Finalmente, dopo dieci lunghi anni, giunse la tanto auspicata svolta: l’incaricato alle trattative decise di rivolgersi ad una importante società giapponese, che accettò di acquistare un ingente carico di salmone ad un prezzo molto competitivo. Unica condizione? Vendere il salmone nei negozi alimentari come sushi: in questo modo, il salmone sarebbe stato più favorevolmente accolto dai consumatori, spesso preoccupati dalla problematica delle parassitosi. Fortunatamente, l’idea fu vincente e da allora il salmone entrò in maniera piuttosto massiccia all’interno della cultura culinaria giapponese.

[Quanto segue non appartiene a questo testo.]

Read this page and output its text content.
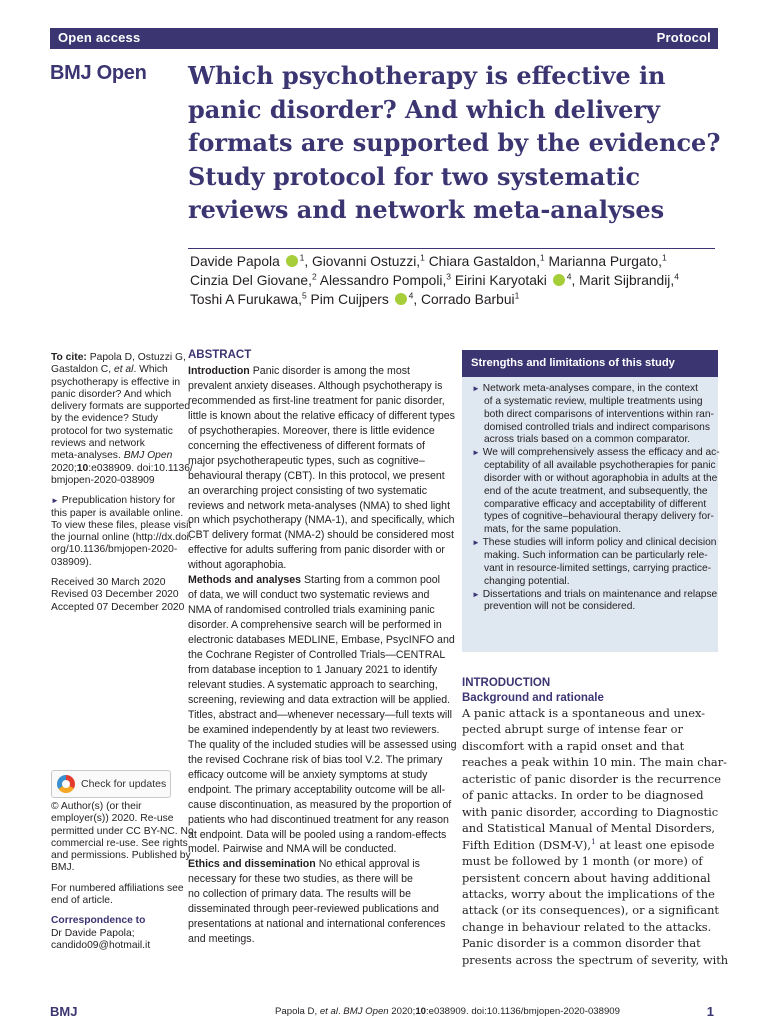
Open access	Protocol
BMJ Open Which psychotherapy is effective in
panic disorder? And which delivery
formats are supported by the evidence?
Study protocol for two systematic
reviews and network meta-analyses
Davide Papola $^1$, Giovanni Ostuzzi,$^1$ Chiara Gastaldon,$^1$ Marianna Purgato,$^1$
Cinzia Del Giovane,$^2$ Alessandro Pompoli,$^3$ Eirini Karyotaki $^4$, Marit Sijbrandij,$^4$
Toshi A Furukawa,$^5$ Pim Cuijpers $^4$, Corrado Barbui$^1$
To cite: Papola D, Ostuzzi G,
Gastaldon C, et al. Which
psychotherapy is effective in
panic disorder? And which
delivery formats are supported
by the evidence? Study
protocol for two systematic
reviews and network
meta-analyses. BMJ Open
2020;10:e038909. doi:10.1136/
bmjopen-2020-038909
► Prepublication history for
this paper is available online.
To view these files, please visit
the journal online (http://dx.doi.
org/10.1136/bmjopen-2020-
038909).
Received 30 March 2020
Revised 03 December 2020
Accepted 07 December 2020
Check for updates
© Author(s) (or their
employer(s)) 2020. Re-use
permitted under CC BY-NC. No
commercial re-use. See rights
and permissions. Published by
BMJ.
For numbered affiliations see
end of article.
Correspondence to
Dr Davide Papola;
candido09@hotmail.it
ABSTRACT
Introduction Panic disorder is among the most
prevalent anxiety diseases. Although psychotherapy is
recommended as first-line treatment for panic disorder,
little is known about the relative efficacy of different types
of psychotherapies. Moreover, there is little evidence
concerning the effectiveness of different formats of
major psychotherapeutic types, such as cognitive–
behavioural therapy (CBT). In this protocol, we present
an overarching project consisting of two systematic
reviews and network meta-analyses (NMA) to shed light
on which psychotherapy (NMA-1), and specifically, which
CBT delivery format (NMA-2) should be considered most
effective for adults suffering from panic disorder with or
without agoraphobia.
Methods and analyses Starting from a common pool
of data, we will conduct two systematic reviews and
NMA of randomised controlled trials examining panic
disorder. A comprehensive search will be performed in
electronic databases MEDLINE, Embase, PsycINFO and
the Cochrane Register of Controlled Trials—CENTRAL
from database inception to 1 January 2021 to identify
relevant studies. A systematic approach to searching,
screening, reviewing and data extraction will be applied.
Titles, abstract and—whenever necessary—full texts will
be examined independently by at least two reviewers.
The quality of the included studies will be assessed using
the revised Cochrane risk of bias tool V.2. The primary
efficacy outcome will be anxiety symptoms at study
endpoint. The primary acceptability outcome will be all-
cause discontinuation, as measured by the proportion of
patients who had discontinued treatment for any reason
at endpoint. Data will be pooled using a random-effects
model. Pairwise and NMA will be conducted.
Ethics and dissemination No ethical approval is
necessary for these two studies, as there will be
no collection of primary data. The results will be
disseminated through peer-reviewed publications and
presentations at national and international conferences
and meetings.
Strengths and limitations of this study
► Network meta-analyses compare, in the context
of a systematic review, multiple treatments using
both direct comparisons of interventions within ran-
domised controlled trials and indirect comparisons
across trials based on a common comparator.
► We will comprehensively assess the efficacy and ac-
ceptability of all available psychotherapies for panic
disorder with or without agoraphobia in adults at the
end of the acute treatment, and subsequently, the
comparative efficacy and acceptability of different
types of cognitive–behavioural therapy delivery for-
mats, for the same population.
► These studies will inform policy and clinical decision
making. Such information can be particularly rele-
vant in resource-limited settings, carrying practice-
changing potential.
► Dissertations and trials on maintenance and relapse
prevention will not be considered.
INTRODUCTION
Background and rationale
A panic attack is a spontaneous and unex-
pected abrupt surge of intense fear or
discomfort with a rapid onset and that
reaches a peak within 10 min. The main char-
acteristic of panic disorder is the recurrence
of panic attacks. In order to be diagnosed
with panic disorder, according to Diagnostic
and Statistical Manual of Mental Disorders,
Fifth Edition (DSM-V),$^1$ at least one episode
must be followed by 1 month (or more) of
persistent concern about having additional
attacks, worry about the implications of the
attack (or its consequences), or a significant
change in behaviour related to the attacks.
Panic disorder is a common disorder that
presents across the spectrum of severity, with
BMJ	Papola D, et al. BMJ Open 2020;10:e038909. doi:10.1136/bmjopen-2020-038909	1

Nonostante ciò, nei ristoranti più prestigiosi di Tokyo è quasi impossibile trovare il sushi sake a menù, perché ancora oggi si continua a preferire il pesce fresco locale.

Basashi: il sashimi (che diventa sushi) di carne di cavallo

Quando pensiamo al sushi, è facile immaginarsi una pietanza nata dal connubio del riso col pesce crudo. Ma chi ha detto che si debba parlare solo di pesce crudo? E se parlassimo di carne cruda? Beh, la risposta sarebbe: basashi! Il basashi è una sottilissima carne cruda di cavallo tagliata a fettine e generalmente consumata come il sashimi di pesce. Alcuni ristoranti, dalla visione sicuramente più moderna, ne hanno visto un ottimo ingrediente capace di innovare la tradizionale idea di sushi: infatti, il basashi può essere servito direttamente sopra il riso (come un classico nigiri) e condito con aceto, sale e zucchero. Al palato, un’esplosione di sapori del tutto autentici, c’è da starne certi!

Kaiten – Zushi: quando il sushi divenne “fast food

Immagina di essere nella stazione di Kyoto. Hai un importante impegno di lavoro e la tua vita scorre frenetica, esattamente come quei treni che vedi passare di fronte a te, in perfetto orario, con una cadenza di 3 minuti. Ma è anche ora di pranzo e non ci vedi più dalla fame. La soluzione? Entrare nel kaiten-zushi presente all’interno della stazione e consumare un’ottima selezione di sushi, servita su piattini coloratissimi posizionati proprio su quel nastro trasportatore che corre lungo il bancone, dove siedono i clienti.

Il primo ad offrire ai suoi commensali la possibilità di consumare sushi in formato “fast food” fu il ristoratore giapponese Shirahishi. L’intento di abbassare i prezzi e rendere accessibile a chiunque un buon piatto di sushi, lo spinsero a inventare il primo kaiten-zushi, letteralmente “sushi girevole”, attorno alla metà del secolo scorso.

Come funziona? È il commensale a scegliere cosa consumare: la scelta può ricadere su tutti i piattini di sushi che si desiderano e che vediamo scorrere lungo il nastro. I piattini colorati sono diversissimi tra loro e ad ognuno viene associato un costo: in questo modo lo stesso commensale può scegliere cosa consumare, anche secondo le proprie disponibilità. Tradizionalmente il pasto viene accompagnato da una generosa tazza di tè verde, un vero e proprio must, oppure da una classica birra giapponese, più leggera rispetto la nostra birra occidentale.

La formula kaiten-zushi fu comunque un successo e cambiò per sempre il destino non solo del sig. Shirahishi, che, ben presto, aprì più di 250 ristoranti simili in tutto il Giappone, ma anche del sushi, consacrandolo a piatto simbolo della cucina nipponica.